A campaign on the right wing

And yet this referendum doesn’t feel like walkover for the Yes side. The polls – including our tracker – remain very narrow and even pro-government pollsters have shown a significant drop from the sky-high Yes votes they projected earlier this year.

This referendum is being fought on exclusively the right wing of the Turkish political spectrum.

The right is a field encompassing pious Anatolians, hard-line nationalists and pious Kurds that has historically accounted for around two-thirds of the population. The AK Party’s successful strategy in ten national elections since 2002 has been to convince enough of this disparate field to win the most votes.
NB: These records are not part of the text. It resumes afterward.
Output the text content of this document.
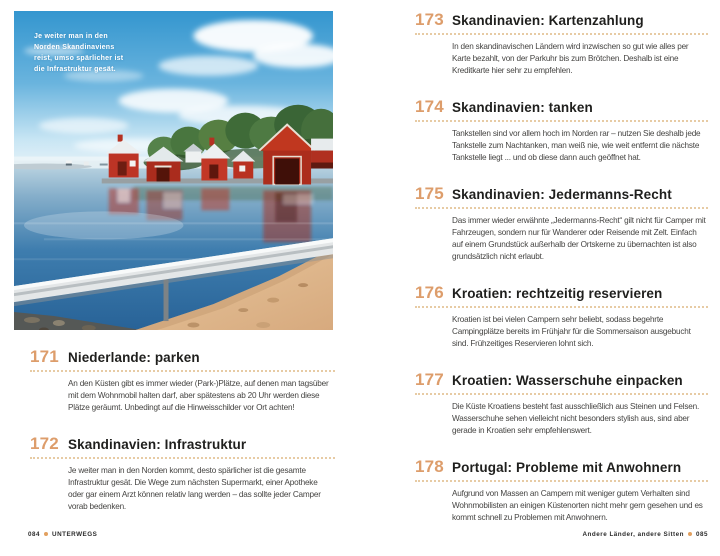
Je weiter man in den
Norden Skandinaviens
reist, umso spärlicher ist
die Infrastruktur gesät.
171 Niederlande: parken

An den Küsten gibt es immer wieder (Park-)Plätze, auf denen man tagsüber mit dem Wohnmobil halten darf, aber spätestens ab 20 Uhr werden diese Plätze geräumt. Unbedingt auf die Hinweisschilder vor Ort achten!

172 Skandinavien: Infrastruktur

Je weiter man in den Norden kommt, desto spärlicher ist die gesamte Infrastruktur gesät. Die Wege zum nächsten Supermarkt, einer Apotheke oder gar einem Arzt können relativ lang werden – das sollte jeder Camper vorab bedenken.

084 UNTERWEGS
173 Skandinavien: Kartenzahlung

In den skandinavischen Ländern wird inzwischen so gut wie alles per Karte bezahlt, von der Parkuhr bis zum Brötchen. Deshalb ist eine Kreditkarte hier sehr zu empfehlen.

174 Skandinavien: tanken

Tankstellen sind vor allem hoch im Norden rar – nutzen Sie deshalb jede Tankstelle zum Nachtanken, man weiß nie, wie weit entfernt die nächste Tankstelle liegt ... und ob diese dann auch geöffnet hat.

175 Skandinavien: Jedermanns-Recht

Das immer wieder erwähnte „Jedermanns-Recht“ gilt nicht für Camper mit Fahrzeugen, sondern nur für Wanderer oder Reisende mit Zelt. Einfach auf einem Grundstück außerhalb der Ortskerne zu übernachten ist also grundsätzlich nicht erlaubt.

176 Kroatien: rechtzeitig reservieren

Kroatien ist bei vielen Campern sehr beliebt, sodass begehrte Campingplätze bereits im Frühjahr für die Sommersaison ausgebucht sind. Frühzeitiges Reservieren lohnt sich.

177 Kroatien: Wasserschuhe einpacken

Die Küste Kroatiens besteht fast ausschließlich aus Steinen und Felsen. Wasserschuhe sehen vielleicht nicht besonders stylish aus, sind aber gerade in Kroatien sehr empfehlenswert.

178 Portugal: Probleme mit Anwohnern

Aufgrund von Massen an Campern mit weniger gutem Verhalten sind Wohnmobilisten an einigen Küstenorten nicht mehr gern gesehen und es kommt schnell zu Problemen mit Anwohnern.

Andere Länder, andere Sitten 085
The Turkish left is overwhelmingly opposed to an executive presidency but, as a minority in the electorate, does not have the numbers to secure a No vote.

That is why the CHP, which calls itself a centre-left party, has been markedly right-wing in tone.

Keep it cool

In recent weeks the mild-mannered Mr Kılıçdaroğlu has called for a full suspension of diplomatic ties with the Netherlands, expressed condolences on the anniversary of a far-right leader’s death and implied a Yes vote will result in millions of Syrian refugees being granted Turkish citizenship.

Mr Kılıçdaroğlu has also been at pains to avoid a verbal boxing match with Mr Erdoğan, even though the president has been trying to push his buttons. The CHP leader came “meekly” to the multimillion-dollar presidential palace after declaring he would boycott it, Mr Erdogan told crowds at the weekend. He has also repeatedly called Mr Kılıçdaroğlu a liar.

Yet Mr Kılıçdaroğlu’s responses have always been polite and never forgetting to refer to Mr Erdoğan as “Mr President”.

Even when asked on CNN Turk if he would invite the president to his son’s upcoming wedding, he shifted slightly uncomfortably in his seat before saying that decision was up to his son and future daughter-in-law – but he did add that he preferred smaller weddings over grand hall affairs.

This strategy may seem like constantly squeezing a stress ball, but it does back up what Gürcan Dağdaş, a former nationalist minister and MHP member of parliament, told internet TV channel Medyascope last week.

Interviewed by journalist Ruşen Çakır, Mr Dağdaş said this is a referendum being fought in the right’s neighbourhood and the right-wing will determine the victor.

But with polls on a knife-edge and a rebellion in Turkish nationalist parties that is very difficult to gauge, the outcome is still anyone’s guess.